Тарен Саидов и призрак обменялись взглядами. Воцарилось молчание – призрак Ахмед-Булата намертво забыл свою дальнейшую реплику. Наконец, когда тишина над сценой стала совсем гнетущей, а зрители стали шушукаться, призрак не нашел ничего лучше чем рассмеяться замогильным смехом и исчезнуть в клубах паровозного дыма. Впрочем, скрылся он не с первого раза, так как далеко не сразу смог найти укрытый работой дым машины люк в полу.

Свет погас. Застучали колеса, и поезд с рабами тронулся, увозя три тысячи невольников в далекие земли бензиновых баронов. Бархат кулис упал, отсекая зрительный зал.


Задник изображал мирный березовый лес. Маячила желтыми окошками деревянная будка стрелочника. Перед ней на сцене стоял подбитый броневик работорговцев, на тупорылую башню которого было взгромождено плетеное кресло-качалка, в котором сидела девушка в рубиново-красном платье и черной кожанке. Проигрыватель неторопливо крутил пластинку с русскими романсами. Графиня обмахивала себя страусиным веером и время от времени поднимала к глазам театральный бинокль, смотря прямо в зрительный зал.

– Маркес! Ну что? Едут?

– Так точно!

– Сколько?

– А шут его знает, все вагоны облеплены боевиками.

– Ясно, сделай мне кофе… И подай на том советском сервизе, что я велела беречь.

– Еще там перед поездом бронеплощадка с пушкой.

– Ясно, значит неси кофе в ГДРовском сервизе, который я держу на крайний случай.

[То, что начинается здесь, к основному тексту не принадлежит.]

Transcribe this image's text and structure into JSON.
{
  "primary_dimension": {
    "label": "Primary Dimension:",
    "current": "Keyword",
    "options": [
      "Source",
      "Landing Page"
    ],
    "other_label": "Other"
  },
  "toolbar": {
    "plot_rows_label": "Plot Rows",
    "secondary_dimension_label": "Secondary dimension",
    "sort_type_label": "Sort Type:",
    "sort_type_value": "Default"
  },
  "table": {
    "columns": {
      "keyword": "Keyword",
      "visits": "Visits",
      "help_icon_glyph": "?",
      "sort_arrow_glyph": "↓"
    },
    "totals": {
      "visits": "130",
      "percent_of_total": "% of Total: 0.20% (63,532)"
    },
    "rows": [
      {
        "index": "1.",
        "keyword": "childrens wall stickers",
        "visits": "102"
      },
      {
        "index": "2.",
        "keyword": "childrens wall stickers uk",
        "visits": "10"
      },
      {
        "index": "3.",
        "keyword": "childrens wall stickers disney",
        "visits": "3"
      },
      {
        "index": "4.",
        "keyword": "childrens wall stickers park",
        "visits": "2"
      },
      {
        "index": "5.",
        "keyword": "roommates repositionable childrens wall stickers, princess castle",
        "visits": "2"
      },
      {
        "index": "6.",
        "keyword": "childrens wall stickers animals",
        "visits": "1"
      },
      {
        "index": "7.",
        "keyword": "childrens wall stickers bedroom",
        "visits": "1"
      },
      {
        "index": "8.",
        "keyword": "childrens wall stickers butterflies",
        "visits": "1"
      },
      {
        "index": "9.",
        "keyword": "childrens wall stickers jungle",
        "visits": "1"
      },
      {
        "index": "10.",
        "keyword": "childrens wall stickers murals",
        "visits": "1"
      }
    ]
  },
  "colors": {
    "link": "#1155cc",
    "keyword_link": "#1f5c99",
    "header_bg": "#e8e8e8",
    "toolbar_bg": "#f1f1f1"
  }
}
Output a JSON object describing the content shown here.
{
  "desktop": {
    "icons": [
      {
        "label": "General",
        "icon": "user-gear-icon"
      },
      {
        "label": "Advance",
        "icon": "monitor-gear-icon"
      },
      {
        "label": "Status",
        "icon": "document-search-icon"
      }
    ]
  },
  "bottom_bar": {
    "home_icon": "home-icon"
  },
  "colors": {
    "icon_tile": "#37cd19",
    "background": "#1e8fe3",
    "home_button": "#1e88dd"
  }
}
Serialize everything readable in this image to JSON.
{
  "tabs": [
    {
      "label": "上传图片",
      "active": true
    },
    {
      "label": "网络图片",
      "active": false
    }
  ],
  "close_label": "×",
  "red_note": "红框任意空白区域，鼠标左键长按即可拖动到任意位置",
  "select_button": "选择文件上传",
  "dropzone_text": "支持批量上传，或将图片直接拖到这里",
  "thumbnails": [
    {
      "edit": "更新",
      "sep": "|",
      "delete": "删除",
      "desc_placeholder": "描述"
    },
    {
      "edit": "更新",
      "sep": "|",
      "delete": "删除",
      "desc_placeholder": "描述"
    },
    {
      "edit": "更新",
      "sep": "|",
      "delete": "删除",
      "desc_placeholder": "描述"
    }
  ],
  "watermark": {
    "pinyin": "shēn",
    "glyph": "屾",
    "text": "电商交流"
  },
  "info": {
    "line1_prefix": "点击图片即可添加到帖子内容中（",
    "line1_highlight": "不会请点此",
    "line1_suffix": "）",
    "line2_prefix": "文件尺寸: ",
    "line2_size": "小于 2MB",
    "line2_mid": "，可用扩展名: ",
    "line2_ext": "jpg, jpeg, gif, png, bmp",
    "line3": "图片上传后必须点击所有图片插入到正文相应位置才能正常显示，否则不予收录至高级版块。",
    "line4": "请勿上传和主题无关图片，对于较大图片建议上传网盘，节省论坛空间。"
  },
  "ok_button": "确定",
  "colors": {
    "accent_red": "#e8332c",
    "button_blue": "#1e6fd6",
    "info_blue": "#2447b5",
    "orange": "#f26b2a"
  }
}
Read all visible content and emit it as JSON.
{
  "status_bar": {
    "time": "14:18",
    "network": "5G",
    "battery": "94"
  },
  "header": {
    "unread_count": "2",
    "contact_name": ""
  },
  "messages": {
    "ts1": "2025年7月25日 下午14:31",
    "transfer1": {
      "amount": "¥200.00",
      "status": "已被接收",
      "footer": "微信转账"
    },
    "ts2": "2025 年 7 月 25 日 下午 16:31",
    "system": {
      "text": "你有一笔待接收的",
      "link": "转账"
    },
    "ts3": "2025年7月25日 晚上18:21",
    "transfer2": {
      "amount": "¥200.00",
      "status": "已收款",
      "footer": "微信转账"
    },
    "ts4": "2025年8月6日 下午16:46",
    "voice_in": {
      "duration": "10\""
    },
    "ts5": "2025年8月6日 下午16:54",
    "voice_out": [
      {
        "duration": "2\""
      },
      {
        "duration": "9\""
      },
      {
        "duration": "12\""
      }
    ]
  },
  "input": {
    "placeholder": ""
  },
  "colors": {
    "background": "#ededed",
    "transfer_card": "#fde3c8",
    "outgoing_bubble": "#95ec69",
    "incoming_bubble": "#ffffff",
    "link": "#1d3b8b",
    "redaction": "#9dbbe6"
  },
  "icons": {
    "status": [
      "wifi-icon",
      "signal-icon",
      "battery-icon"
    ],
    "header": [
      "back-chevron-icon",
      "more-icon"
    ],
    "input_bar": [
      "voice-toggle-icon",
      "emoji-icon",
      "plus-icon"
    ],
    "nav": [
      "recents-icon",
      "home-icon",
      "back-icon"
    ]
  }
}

– И там еще пара зениток стоит.

– Ясно. Неси японский сервиз, который я велела не трогать. Давайте, мальчики, докапываем окопы, доносим мешки с песком, и по местам! Нельзя дать им восстановить разобранные пути.

Из-за кулис раздался стук колес, Графиня вскочила, указывая на горизонт:

– Из пулеметов и противотанковых ружей пали!

Над сценой засвистело, начали вспыхивать и гаснуть прожектора: с поезда Тарена Саидова открыли ответный огонь.

Старая дым машина, кажется помнящая еще Хрущева, гнала дым и в этом дыму появились живорезы Тарена Саидова, сходясь в бою с отрядом Графини.

Раздался рокот барабанов, звон литавр и сцена ушла в прошиваемую красными прожекторами тьму, в которой метались искаженные тени.

Подручные один за другим подбегали к броневику Графини, делая донесения.

– Тарен Саидов предлагает сдаться! Гарантирует жизнь!

– Пошлите его к черту, и предложите сдаться ему! Поднять знамя и играть музыку!

– Тарен Саидов предлагает деньги!

– Так возьмем же их с его трупа!

– Их солдаты прут отовсюду! У нас уйма убитых, а в баррикадах бреши!